The Washington Post tweeted an opinion column with this tag line, “I fear Biden would merely be the facade for an administration controlled by hard-left ideologues.” I didn’t follow the link to find who wrote it. Jamelle Bouie, a NYT columnist tweeted:
i know this is a troll column but i feel compelled to say it is the dumbest thing i read today
And Adam Serwer summarized it:
Look, I understand that Trump is an authoritarian who wants a one party state. But if Biden wins, liberals might pass legislation, and it’s worth never having another free election again if I can prevent that from happening.
About that “controlled by hard-left ideologues” thing … Leah McElrath tweeted pictures from Bend the Arc: Jewish Action showing Bernie Sanders as a puppet master behind Joe Biden. We can easily forget that Sanders is Jewish.

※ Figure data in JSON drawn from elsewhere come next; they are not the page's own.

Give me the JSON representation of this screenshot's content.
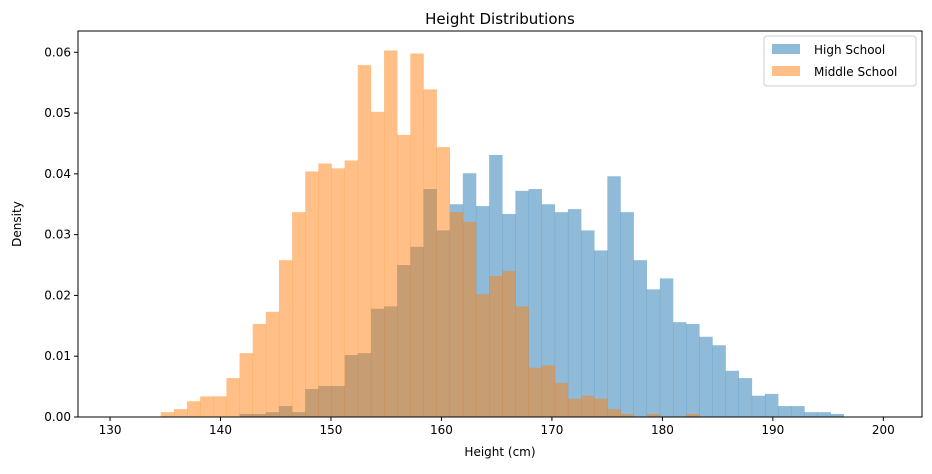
{
  "chart_data": {
    "type": "histogram",
    "title": "Height Distributions",
    "xlabel": "Height (cm)",
    "ylabel": "Density",
    "xlim": [
      127.1,
      203.5
    ],
    "ylim": [
      0,
      0.0635
    ],
    "xticks": [
      130,
      140,
      150,
      160,
      170,
      180,
      190,
      200
    ],
    "xtick_labels": [
      "130",
      "140",
      "150",
      "160",
      "170",
      "180",
      "190",
      "200"
    ],
    "yticks": [
      0,
      0.01,
      0.02,
      0.03,
      0.04,
      0.05,
      0.06
    ],
    "ytick_labels": [
      "0.00",
      "0.01",
      "0.02",
      "0.03",
      "0.04",
      "0.05",
      "0.06"
    ],
    "grid": false,
    "legend_position": "top-right",
    "bins": {
      "start": 134.59,
      "width": 1.189,
      "count": 52
    },
    "series": [
      {
        "name": "High School",
        "color": "#1f77b4",
        "alpha": 0.5,
        "values": [
          0,
          0,
          0,
          0,
          0,
          0,
          0.0005,
          0.0005,
          0.0008,
          0.0018,
          0.0008,
          0.0046,
          0.0051,
          0.0051,
          0.0102,
          0.0105,
          0.0178,
          0.0182,
          0.025,
          0.028,
          0.0375,
          0.0307,
          0.035,
          0.0401,
          0.0347,
          0.0431,
          0.0334,
          0.0372,
          0.0375,
          0.035,
          0.0337,
          0.0342,
          0.0307,
          0.0274,
          0.0396,
          0.0337,
          0.0258,
          0.021,
          0.0228,
          0.0156,
          0.0153,
          0.0132,
          0.0118,
          0.0076,
          0.0064,
          0.0035,
          0.0038,
          0.0018,
          0.0018,
          0.0008,
          0.0008,
          0.0005
        ]
      },
      {
        "name": "Middle School",
        "color": "#ff7f0e",
        "alpha": 0.5,
        "values": [
          0.0008,
          0.0013,
          0.0026,
          0.0034,
          0.0034,
          0.0064,
          0.0105,
          0.0153,
          0.0173,
          0.0258,
          0.0337,
          0.0404,
          0.0417,
          0.0409,
          0.0422,
          0.0579,
          0.0502,
          0.0603,
          0.0464,
          0.0598,
          0.0539,
          0.0444,
          0.0337,
          0.0321,
          0.0202,
          0.0232,
          0.024,
          0.0182,
          0.0081,
          0.0085,
          0.0056,
          0.003,
          0.0035,
          0.003,
          0.0013,
          0.0005,
          0,
          0.0005,
          0,
          0,
          0.0005,
          0,
          0,
          0,
          0,
          0,
          0,
          0,
          0,
          0,
          0,
          0
        ]
      }
    ]
  }
}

Presenting Jewish people as puppet masters is a long-standing anti-Semitic trope.
(The same trope is also being employed whenever you hear allegations that George Soros is behind events.)
McElrath added:
On Rosh Hashanah call, Trump tells American Jews “We love your country.”
He means Israel.
The idea of Jewish Americans having dual loyalty is a foundational anti Semitic trope.
You can be sure his white nationalist supporters heard this dog whistle.
I’m not sure what chain of links got me to a Twitter thread by A.R. Moxon from last May. It’s still accurate, though one should multiply the death count by 2.3. The American Independent had tweeted a video of the nasty guy saying:
It's a very small percentage, a very, very small percentage … a tiny percentage.
Moxon
explained:
The points he’s making are:
1) most people aren’t even affected
2) most affected don’t die
He’s saying “look, it’s a percentage game, and you’ll probably beat it.”
You see?
If unchecked, the projection is several million dead.
Trump’s saying “yeah but it’s a big country.”
Not merely unconcern for those who have died; rather deliberate unconcern for those who will die if we simply decide we're going to let them die rather than doing the work and paying the cost.
Not just a case for acceptable loss, but a case to make any amount of loss acceptable.
It's a level of unconcern for human life so deep and vast and total that most people refuse to comprehend it for what it is.
A leader capable of it is capable of killing millions. A population obeying such a leader makes such death inevitable.
That's what we're fighting.
Leah McElrath, speaking of the nasty guy
tweeted:
His attacks the media are analogous to narcissistic abusers’ efforts to isolate their victims.
As those of us who have lived through these dynamics interpersonally know, the sad reality is there is no easy end to this situation.
Malignant narcissists attempt to annihilate those with whom their relationships end.
Trump will target our nation for annihilation if he loses.
Mark Sumner of Kos commented on a decision by Scientific American. The nasty guy – and the GOP in general – are so anti-science that this science magazine has, for the first time in its 175 year history, endorsed a candidate for president.
Of course they endorsed Biden.
1845 was back in the Polk administration.